Si l’art est sacrifié sur l’autel du profit, nous assisterons alors au suicide de la bourgeoisie

« Le théâtre est le seul endroit vraiment différent de la télévision ou d’Internet. Parce que cet espace en trois dimensions est un espace démocratique, parce que le spectateur peut décider avec quel personnage il est d’accord et où vont ses sympathies. Le théâtre est aujourd’hui l’un des derniers espaces publics, dans un monde dans lequel l’espace public est devenu un lieu de transit et de consommation. »

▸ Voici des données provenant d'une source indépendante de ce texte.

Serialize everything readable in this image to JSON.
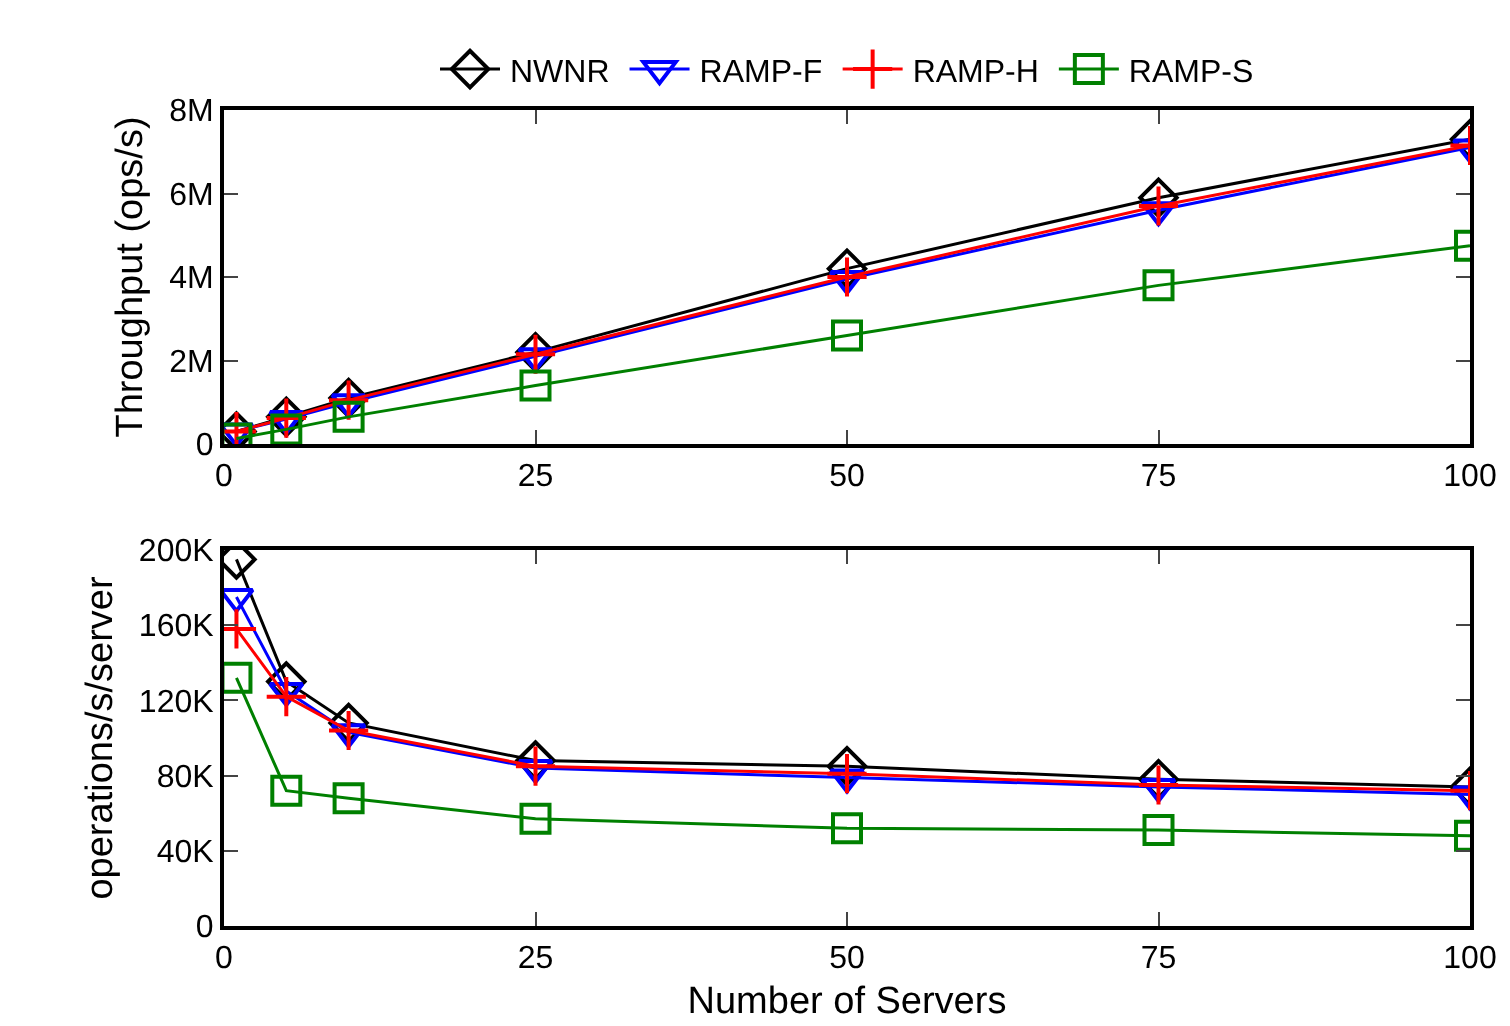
{
  "chart_data": [
    {
      "type": "line",
      "ylabel": "Throughput (ops/s)",
      "x": [
        1,
        5,
        10,
        25,
        50,
        75,
        100
      ],
      "series": [
        {
          "name": "NWNR",
          "color": "#000000",
          "marker": "diamond",
          "values": [
            300000,
            650000,
            1100000,
            2200000,
            4200000,
            5900000,
            7300000
          ]
        },
        {
          "name": "RAMP-F",
          "color": "#0000ff",
          "marker": "triangle",
          "values": [
            300000,
            600000,
            1000000,
            2100000,
            3950000,
            5600000,
            7100000
          ]
        },
        {
          "name": "RAMP-H",
          "color": "#ff0000",
          "marker": "cross",
          "values": [
            300000,
            620000,
            1050000,
            2150000,
            4000000,
            5700000,
            7150000
          ]
        },
        {
          "name": "RAMP-S",
          "color": "#008000",
          "marker": "square",
          "values": [
            130000,
            350000,
            650000,
            1400000,
            2600000,
            3800000,
            4750000
          ]
        }
      ],
      "xlim": [
        0,
        100
      ],
      "xticks": [
        0,
        25,
        50,
        75,
        100
      ],
      "ylim": [
        0,
        8000000
      ],
      "yticks": [
        0,
        {
          "value": 2000000,
          "label": "2M"
        },
        {
          "value": 4000000,
          "label": "4M"
        },
        {
          "value": 6000000,
          "label": "6M"
        },
        {
          "value": 8000000,
          "label": "8M"
        }
      ],
      "grid": false,
      "legend": "top",
      "line_style": "solid"
    },
    {
      "type": "line",
      "xlabel": "Number of Servers",
      "ylabel": "operations/s/server",
      "x": [
        1,
        5,
        10,
        25,
        50,
        75,
        100
      ],
      "series": [
        {
          "color": "#000000",
          "marker": "diamond",
          "values": [
            195000,
            130000,
            108000,
            88000,
            85000,
            78000,
            74000
          ]
        },
        {
          "color": "#0000ff",
          "marker": "triangle",
          "values": [
            175000,
            125000,
            103000,
            84000,
            79000,
            74000,
            70000
          ]
        },
        {
          "color": "#ff0000",
          "marker": "cross",
          "values": [
            158000,
            122000,
            104000,
            85000,
            81000,
            75000,
            72000
          ]
        },
        {
          "color": "#008000",
          "marker": "square",
          "values": [
            132000,
            72000,
            68000,
            57000,
            52000,
            51000,
            48000
          ]
        }
      ],
      "xlim": [
        0,
        100
      ],
      "xticks": [
        0,
        25,
        50,
        75,
        100
      ],
      "ylim": [
        0,
        200000
      ],
      "yticks": [
        0,
        {
          "value": 40000,
          "label": "40K"
        },
        {
          "value": 80000,
          "label": "80K"
        },
        {
          "value": 120000,
          "label": "120K"
        },
        {
          "value": 160000,
          "label": "160K"
        },
        {
          "value": 200000,
          "label": "200K"
        }
      ],
      "grid": false,
      "legend": false,
      "line_style": "solid"
    }
  ]
}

Nicolas Truong s’est entretenu avec Thomas Ostermeier : sans concession, avec une grande lucidité, le metteur en scène analyse la « crise du théâtre dans le journal Le Monde du 5 juillet 2014.

Le Monde 5/7/14

Pour le metteur en scène allemand Thomas Ostermeier, qui dirige le théâtre de la Schaubühne, à Berlin, « le théâtre a perdu sa centralité aux yeux des classes dirigeantes hyperconnectées ». Il croit cependant qu’un renouveau est possible.

Les intermittents du spectacle ont-ils raison de se révolter, ou bien devraient-ils considérer que le gouvernement a fait des avancées suffisantes pour cesser leur mouvement ?

Je me sens solidaire du mouvement des intermittents français. C’est à eux de savoir s’il faut faire grève ou non afin de peser sur les négociations. Le statut d’intermittent est unique dans le paysage culturel européen. L’idée qui consiste à protéger les métiers du spectacle, où l’on travaille de façon discontinue, est exceptionnelle. Elle doit être défendue.

C’est un statut social beaucoup plus avancé que celui en vigueur en Allemagne. Outre-Rhin, un acteur indépendant qui ne travaille pas dans une troupe de théâtre – où il est salarié – peine à avoir une allocation-chômage, car la réglementation est beaucoup plus stricte.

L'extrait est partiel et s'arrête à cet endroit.